Eritrea’s amazing cableway

If you haven’t been to Eritrea then you’re not alone – but you are missing out.

The tiny Horn of Africa state hasn’t been a country for very long. It gained independence from Ethiopia, after a protracted insurgency, in 1991, cutting its former landlord off from the Red Sea in the process.

Where is Eritrea?

The few visitors who have ventured to this remote corner of Africa are tempted by tales of Asmara, the country’s enigmatic capital. The Italian occupation of Eritrea from 1890 to 1941 left behind a rich and astonishingly complete legacy of Modernist architecture. If you can’t get there Edward Denison’s Asmara: Africa’s Secret Modernist City is a wonderful compendium of the wonders that await. It’ll probably make you go, by the way. That’s no bad thing.

There’s more to Eritrea than this, including excellent diving and vague archaeological sites you can have all to yourself, but Asmara was what drew me here. After a day or so of strolling around laid-back streets, sipping macchiatos in old-school cafes on Harnet Avenue and joining Asmarinos on their nightly passegiata peregrination around the city I was ready to explore further. There was another reason:  I fell over in Cinema Impero while trying to make my way in pitch blackness to a seat. Two vintage Modernist seats gave way. It was time to leave town before I broke anything else.

I offered to pay for the breakages but they wouldn't let me

There are two options for getting to the coast at Massawa, a bombed-out Zanzibar with a similarly timeless atmosphere. One is to club together with a load of railway enthusiasts and charter a train. The more usual one is to hop on a minibus which gets loaded with people, shopping and the odd goat for the seventy mile, 2000m descent to the coast.

It wasn’t always like this though. One other legacy of colonial rule was one of the most unusual forms of transport: the cable-car system known as the Teleferica Massaua-Asmara. This strange and very long system of cables, way-stations and goods carts was the fastest way to shift goods from the port to capital, and as you can see from this photo the odd passenger snuck on board.

The system was dismantled by British administrators of the area when the Italians w ere overwhelmed in 1941 but some traces do remain.

On the journey from Asmara to Massawa the road plunges through hairpin after hairpin, and if you can take your eyes off the road which is much easier going up than down you start to notice huge concrete blocks dotted along the route, These are the bases for the pylons that carried the cable way. Have a look at the Trainweb link at your leaisure. It is another rich source of information, reproducing a brochure produced at the time lauding the cableway, and gives you a good idea of how different the landscape would have looked with this audacious creation in operation.

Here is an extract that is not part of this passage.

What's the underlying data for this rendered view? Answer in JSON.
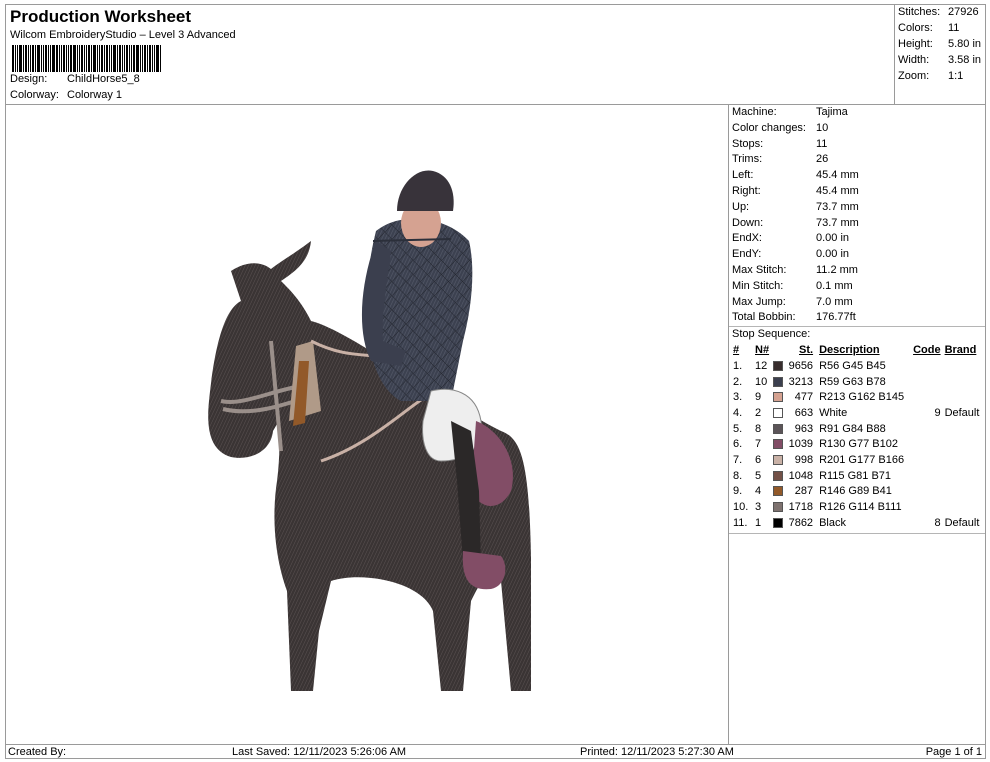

This picture’s caption notes that it was taken, by John Brantley, while stationed in Eritrea at the Kagnew station in the 1940s. It’s a Wikimedia Commons image and I am indebted to him for posting it.

There have been, astonishingly, other cableways of similar long lengths. The COMILOG cableway ran between Gabon and the Republic of Congo for nearly fifty miles between 1959 and 1986. There’s fun to be had around the web finding out more.

You should visit Eritrea but you may not wish to rush. Power cuts and shortages marked my visit and those who have been more recently suggest that travel permits are widely required. It is a beautiful and friendly country but not without troubles. I didn’t do it for you by Michala Wrong is a vivid and readable history.

Cableways are cool and Eritrea is a unique place.

2 responses to “Eritrea’s amazing cableway

  1. Pingback: Cableway enthusiast alert - Visit Eritrea Blog

  2. Great comments regarding the cableway built by the Italians. It fell victim to the feverish infrastructure looting that took place after the war by the British ‘caretaker’ administration. An inglorious end to one of the greatest engineering achievements of the last century.